We complain about rising healthcare costs. We watch as additional Americans lose their coverage or struggle to keep up with rising premiums, deductibles and copayments. We stand by as the competitive position of our nation's employers is eroded by healthcare costs. We become angry at those companies that act to protect their competitive positions by exporting jobs to lower-cost overseas markets. But we tolerate enormous inefficiency in our health care financing system. We let our fear of governmental ineptness, keep us from passing a national health insurance plan that could be administered for a fraction of what employers pay and insurance companies charge to administer private health plans. We allow our fear of governmental involvement in our health plan to keep us in a position where we expect our nation's employers, to run their businesses and run a large portion of our nation's health plan. Our health care financing system is complex enough; we would benefit by making its management a full-time job. We allow costs to rise, unchallenged. We repeat the mantra that we must not "burden" healthcare with more regulation, though we wince as family or friends are unable to find health insurance at any price because of a pre-existing condition.
Until we can acknowledge that the king has no clothes, we will act as if he does.
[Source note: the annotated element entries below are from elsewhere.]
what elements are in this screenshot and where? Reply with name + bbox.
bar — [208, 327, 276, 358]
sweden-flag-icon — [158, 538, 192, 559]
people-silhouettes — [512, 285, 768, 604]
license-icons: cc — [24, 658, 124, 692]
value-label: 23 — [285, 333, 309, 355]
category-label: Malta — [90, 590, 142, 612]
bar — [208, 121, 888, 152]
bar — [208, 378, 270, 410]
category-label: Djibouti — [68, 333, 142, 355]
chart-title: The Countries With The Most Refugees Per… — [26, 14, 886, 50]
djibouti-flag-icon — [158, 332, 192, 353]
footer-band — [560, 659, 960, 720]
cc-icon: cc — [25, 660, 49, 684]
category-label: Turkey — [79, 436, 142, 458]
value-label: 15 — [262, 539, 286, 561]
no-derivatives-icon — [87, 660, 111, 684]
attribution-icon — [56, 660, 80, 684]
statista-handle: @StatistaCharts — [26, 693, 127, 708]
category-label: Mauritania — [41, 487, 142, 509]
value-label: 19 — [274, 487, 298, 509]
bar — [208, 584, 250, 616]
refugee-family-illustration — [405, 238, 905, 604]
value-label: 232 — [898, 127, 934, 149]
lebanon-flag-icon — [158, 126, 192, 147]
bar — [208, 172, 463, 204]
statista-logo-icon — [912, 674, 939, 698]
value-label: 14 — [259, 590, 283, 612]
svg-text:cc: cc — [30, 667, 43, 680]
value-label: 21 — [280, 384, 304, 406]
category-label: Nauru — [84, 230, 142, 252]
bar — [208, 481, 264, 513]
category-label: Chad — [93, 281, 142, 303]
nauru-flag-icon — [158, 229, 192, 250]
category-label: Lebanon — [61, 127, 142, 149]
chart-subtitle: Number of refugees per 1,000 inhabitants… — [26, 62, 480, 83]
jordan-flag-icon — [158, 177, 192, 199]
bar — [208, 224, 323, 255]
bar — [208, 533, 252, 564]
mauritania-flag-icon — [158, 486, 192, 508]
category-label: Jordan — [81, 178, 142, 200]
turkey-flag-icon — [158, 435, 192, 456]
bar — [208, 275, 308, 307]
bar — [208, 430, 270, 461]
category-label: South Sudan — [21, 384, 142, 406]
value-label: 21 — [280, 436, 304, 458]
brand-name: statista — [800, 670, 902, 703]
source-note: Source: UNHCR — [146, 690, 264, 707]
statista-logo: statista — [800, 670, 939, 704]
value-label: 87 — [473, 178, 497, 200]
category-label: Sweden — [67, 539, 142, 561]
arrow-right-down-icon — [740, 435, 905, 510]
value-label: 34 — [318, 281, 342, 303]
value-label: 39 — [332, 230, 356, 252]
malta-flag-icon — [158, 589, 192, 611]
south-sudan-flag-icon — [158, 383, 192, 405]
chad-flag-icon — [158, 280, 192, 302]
Until we can acknowledge that the system is broken and the healthcare financing arrangements which have developed haphazardly will never cover all Americans, the uninsured will be with us. And along with the uninsured, we will also have higher costs for all health services and the added risk of disease and death that comes from leaving 16 percent of our population without a means to fund health care. We will have the slow job-growth and anemic wage-growth that result from employers devoting growing portions of revenue and management attention to their increasingly expensive health plans instead of toward growing their businesses. We will see the competitive position of our nation's employers weakened as they battle international competitors in countries where governments provide health insurance, and employers focus on running thriving businesses.
Health reform proposals under consideration are not perfect. But these proposals address most of the important problems that face us as individuals and as a nation. We will be healthier and wealthier if these reforms are enacted.